The Greater Minneapolis Council of Churches, the largest organization of its kind in North America, will be led by a woman and an American Indian for the first time in its 107-year history.
"It's been pretty emotional," Noya Woodrich said Monday after her promotion was announced. She has been the council's senior vice president and executive director of the Division of Indian Work. "I'm excited about the things we can do yet, the growth we can see --the other people we can serve and other services we can provide, really continuing to explore the unmet needs in the community."
Effective July 3, Woodrich will lead the influential Minnesota faith group that has 700 member congregations, 25,000 volunteers and is considered the continent's biggest council of churches.
Woodrich, 41, started out as an intern for the council's Division of Indian Work in 1991 and worked her way up to director in 2001. Since then, the division's budget has grown from $1 million to nearly $4 million; its staff has doubled to about 45 employees, the council reports.

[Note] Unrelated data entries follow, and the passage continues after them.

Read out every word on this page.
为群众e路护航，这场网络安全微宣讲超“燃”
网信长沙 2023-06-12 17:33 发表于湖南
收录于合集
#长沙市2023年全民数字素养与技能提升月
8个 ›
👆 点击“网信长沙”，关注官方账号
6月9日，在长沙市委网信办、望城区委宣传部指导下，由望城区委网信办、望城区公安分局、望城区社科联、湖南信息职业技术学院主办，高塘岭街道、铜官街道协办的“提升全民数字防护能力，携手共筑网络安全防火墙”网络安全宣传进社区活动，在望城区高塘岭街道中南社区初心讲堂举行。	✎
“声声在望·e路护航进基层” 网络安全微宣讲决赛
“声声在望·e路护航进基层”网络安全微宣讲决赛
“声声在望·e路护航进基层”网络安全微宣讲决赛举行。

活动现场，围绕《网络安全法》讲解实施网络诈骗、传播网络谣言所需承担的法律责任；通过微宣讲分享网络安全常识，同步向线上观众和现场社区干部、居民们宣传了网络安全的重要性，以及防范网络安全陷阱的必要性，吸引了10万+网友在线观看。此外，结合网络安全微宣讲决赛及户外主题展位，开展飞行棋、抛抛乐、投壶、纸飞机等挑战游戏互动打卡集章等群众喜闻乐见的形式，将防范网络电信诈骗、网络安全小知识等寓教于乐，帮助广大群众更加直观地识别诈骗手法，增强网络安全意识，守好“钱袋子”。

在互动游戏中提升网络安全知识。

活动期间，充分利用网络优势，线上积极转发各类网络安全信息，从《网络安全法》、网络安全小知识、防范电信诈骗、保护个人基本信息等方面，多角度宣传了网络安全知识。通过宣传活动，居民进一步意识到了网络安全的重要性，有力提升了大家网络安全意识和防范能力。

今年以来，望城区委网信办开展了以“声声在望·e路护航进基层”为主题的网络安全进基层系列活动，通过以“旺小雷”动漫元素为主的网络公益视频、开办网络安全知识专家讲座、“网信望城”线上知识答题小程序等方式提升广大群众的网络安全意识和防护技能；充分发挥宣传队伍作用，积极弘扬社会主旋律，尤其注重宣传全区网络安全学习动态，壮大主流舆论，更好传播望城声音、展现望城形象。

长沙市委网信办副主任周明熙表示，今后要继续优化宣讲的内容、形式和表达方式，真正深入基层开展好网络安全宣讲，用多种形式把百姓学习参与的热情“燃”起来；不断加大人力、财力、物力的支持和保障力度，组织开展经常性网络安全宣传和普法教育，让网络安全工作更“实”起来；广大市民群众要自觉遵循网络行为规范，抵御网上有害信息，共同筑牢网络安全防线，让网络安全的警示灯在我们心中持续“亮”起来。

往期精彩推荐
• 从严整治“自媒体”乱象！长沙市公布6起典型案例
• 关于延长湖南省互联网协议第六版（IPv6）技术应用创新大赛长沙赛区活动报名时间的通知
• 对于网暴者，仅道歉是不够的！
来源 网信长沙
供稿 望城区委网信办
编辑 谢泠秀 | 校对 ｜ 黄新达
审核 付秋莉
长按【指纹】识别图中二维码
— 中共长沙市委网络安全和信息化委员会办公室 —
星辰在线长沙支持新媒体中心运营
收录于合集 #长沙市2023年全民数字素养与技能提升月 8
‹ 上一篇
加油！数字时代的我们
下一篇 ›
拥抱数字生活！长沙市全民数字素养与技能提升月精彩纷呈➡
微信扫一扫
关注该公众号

Established nearly 60 years ago to serve the social needs of Indians, the division is a major component of the council -- its work accounts for nearly half of the faith group's $8 million annual budget.
Woodrich's success in leading the division helped her stand out from the 300 other candidates vying for the job, said Simon Foster, chair-elect of the council's board. The 40-plus-member board unanimously agreed to appoint her president and CEO, Foster said.
"It mattered to us that she would be able to connect with incredibly diverse leadership groups ... an incredibly diverse group of folks that we serve," Foster said. "Our mission is to unite people of faith to serve people in need. That doesn't have a creed or color to it.
"I think clearly Noya has an ability to relate and identify and solve problems. At the end of the day, I think she's going to have a lot of credibility with a lot of different interest groups because she is a person of diversity herself."